One aspect of it that caught my attention is the proposal to create an Artificial Intelligence - Information Sharing and Analysis Center (AI-ISAC).  The fact that the plan calls for the creation of an ISAC for AI-driven threats indicates two things.  First, it shows an appreciation for the importance of sharing threat intelligence.  While threat intelligence sharing is not the solution to cybersecurity - it certainly is a core component of the solution.  Without understanding adversaries and sharing threat intelligence about their TTPs and indicators of compromise, we will not be able to defend against them at scale. Second, it shows how successful the ISAC model has become.  The ISAC community has proven its worth and value across the critical infrastructure community at large.  Not too long ago, ISACs were viewed as ineffective.  Now, whenever there is a perceived gap in information sharing, the instinct is to form an ISAC.

So it is with appreciation and respect that I suggest that the government does not need to create a new ISAC to share threat intelligence on AI-based threats.  AI is just one of many tools in an attacker's arsenal. Threat actors use a wide range of tactics – from phishing and social engineering to customized malware and living-off-the-land-techniques – yet we don’t have specific ISACs for each of these attack vectors or methods.  In fact, one of the key roles of an ISAC is to look at the totality of the threat environment to provide actionable, prioritized reporting to their members that enables informed risk management.

The IT-ISAC fully supports and appreciates the government’s desire to share more AI-driven threat intelligence.  We support the goal of sharing as much threat intelligence as possible and would like to engage with the administration to explore how we can better work together. However, if the federal government has specific threat intelligence regarding AI-driven threats, there is nothing that prevents them from sharing this today.  In fact, there are trusted processes already in place for sharing sensitive threat intelligence with ISACs, and more broadly with the critical infrastructure community. Similarly, ISACs have established mechanisms to share related threat intelligence with the government. 

AI threats are just one of many threat categories ISACs are monitoring, analyzing, and discussing with their members. For example, the IT-ISAC frequently shares AI-related threat intelligence with members, as they are a frequent topic of discussion on our Technical Committee and Special Interest Group meetings.  We have dedicated forums for sharing AI-related threats. 

Other ISACs are also monitoring AI-enabled threats, and there is robust threat intelligence sharing across ISACs through the National Council of ISACs (NCI). Each sector has its own nuances, which impact how threats manifest and how they are mitigated. Sector-specific ISACs are well attuned to their members’ needs and can tailor threat intelligence and mitigation practices accordingly.

Finally, it is worth noting the important point within the AI Action Plan that calls on companies to integrate AI as part of their cyber defense strategies.  Yes, AI is being leveraged by adversaries, but it also is proving to be a vital tool for network defenders.  However, deploying AI for defensive purposes must be done thoughtfully.  Companies must make risk-informed decisions on how to allocate resources for maximum effect.  In some instances, AI may reduce the cost of certain security functions, but could increase costs in other areas.  It certainly is appropriate for companies to explore how they can utilize AI to enhance their cybersecurity posture, but companies will make different determinations on how to deploy AI within their unique environments.
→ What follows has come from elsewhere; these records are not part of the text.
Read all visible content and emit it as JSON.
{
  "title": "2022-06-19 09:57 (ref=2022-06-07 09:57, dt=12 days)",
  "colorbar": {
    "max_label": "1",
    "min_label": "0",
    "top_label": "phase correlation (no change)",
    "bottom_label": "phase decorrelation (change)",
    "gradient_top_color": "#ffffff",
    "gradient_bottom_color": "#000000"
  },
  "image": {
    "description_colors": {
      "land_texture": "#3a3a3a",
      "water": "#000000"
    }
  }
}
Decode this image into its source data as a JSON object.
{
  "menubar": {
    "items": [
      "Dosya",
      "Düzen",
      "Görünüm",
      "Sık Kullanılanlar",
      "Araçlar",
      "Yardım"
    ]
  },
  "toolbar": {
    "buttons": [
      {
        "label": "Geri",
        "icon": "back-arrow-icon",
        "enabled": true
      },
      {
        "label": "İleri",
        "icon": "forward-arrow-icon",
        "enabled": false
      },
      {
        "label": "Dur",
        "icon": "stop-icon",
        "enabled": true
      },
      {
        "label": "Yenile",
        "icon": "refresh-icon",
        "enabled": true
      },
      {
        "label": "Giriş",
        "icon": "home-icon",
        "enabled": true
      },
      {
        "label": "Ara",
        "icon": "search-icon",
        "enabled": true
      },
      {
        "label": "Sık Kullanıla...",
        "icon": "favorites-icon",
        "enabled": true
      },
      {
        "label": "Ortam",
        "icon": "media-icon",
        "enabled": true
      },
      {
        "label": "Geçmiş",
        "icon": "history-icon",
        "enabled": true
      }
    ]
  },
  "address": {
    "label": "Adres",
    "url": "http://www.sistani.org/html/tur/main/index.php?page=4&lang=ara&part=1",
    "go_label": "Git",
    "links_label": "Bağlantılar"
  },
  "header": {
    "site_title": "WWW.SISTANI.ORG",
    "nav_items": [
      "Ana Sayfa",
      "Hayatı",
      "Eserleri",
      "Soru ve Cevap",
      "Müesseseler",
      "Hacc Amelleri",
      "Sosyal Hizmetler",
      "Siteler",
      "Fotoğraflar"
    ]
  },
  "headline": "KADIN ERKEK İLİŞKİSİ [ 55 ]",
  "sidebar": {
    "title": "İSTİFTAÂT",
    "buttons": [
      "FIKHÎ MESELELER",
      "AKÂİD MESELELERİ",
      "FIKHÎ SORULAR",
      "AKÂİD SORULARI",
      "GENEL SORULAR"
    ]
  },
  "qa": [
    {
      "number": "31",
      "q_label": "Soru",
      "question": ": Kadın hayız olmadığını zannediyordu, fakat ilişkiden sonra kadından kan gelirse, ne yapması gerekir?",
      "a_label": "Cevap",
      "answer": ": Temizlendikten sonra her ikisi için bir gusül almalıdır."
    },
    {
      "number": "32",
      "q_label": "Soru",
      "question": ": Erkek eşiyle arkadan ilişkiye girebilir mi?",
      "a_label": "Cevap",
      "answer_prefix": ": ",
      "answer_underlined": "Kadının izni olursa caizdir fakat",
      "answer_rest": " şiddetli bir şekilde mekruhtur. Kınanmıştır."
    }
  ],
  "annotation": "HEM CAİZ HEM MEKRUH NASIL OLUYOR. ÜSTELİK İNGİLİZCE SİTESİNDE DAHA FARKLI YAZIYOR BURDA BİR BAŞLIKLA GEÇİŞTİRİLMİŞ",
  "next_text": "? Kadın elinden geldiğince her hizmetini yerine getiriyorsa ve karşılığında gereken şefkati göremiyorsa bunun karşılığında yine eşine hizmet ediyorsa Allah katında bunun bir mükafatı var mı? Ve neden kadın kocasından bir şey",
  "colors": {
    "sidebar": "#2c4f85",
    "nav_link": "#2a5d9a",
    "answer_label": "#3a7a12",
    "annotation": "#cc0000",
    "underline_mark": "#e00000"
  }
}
The IT-ISAC remains committed to engaging with the government to strengthen threat intelligence sharing across both industry and government.  Active collaboration is already happening on a range of threats supported by trusted and proven methods of information exchange.  Instead of investing time and resources to create a new organization to do what is already being done, it might be more effective for the government to better leverage existing structures to share threat intelligence on AI-driven threats.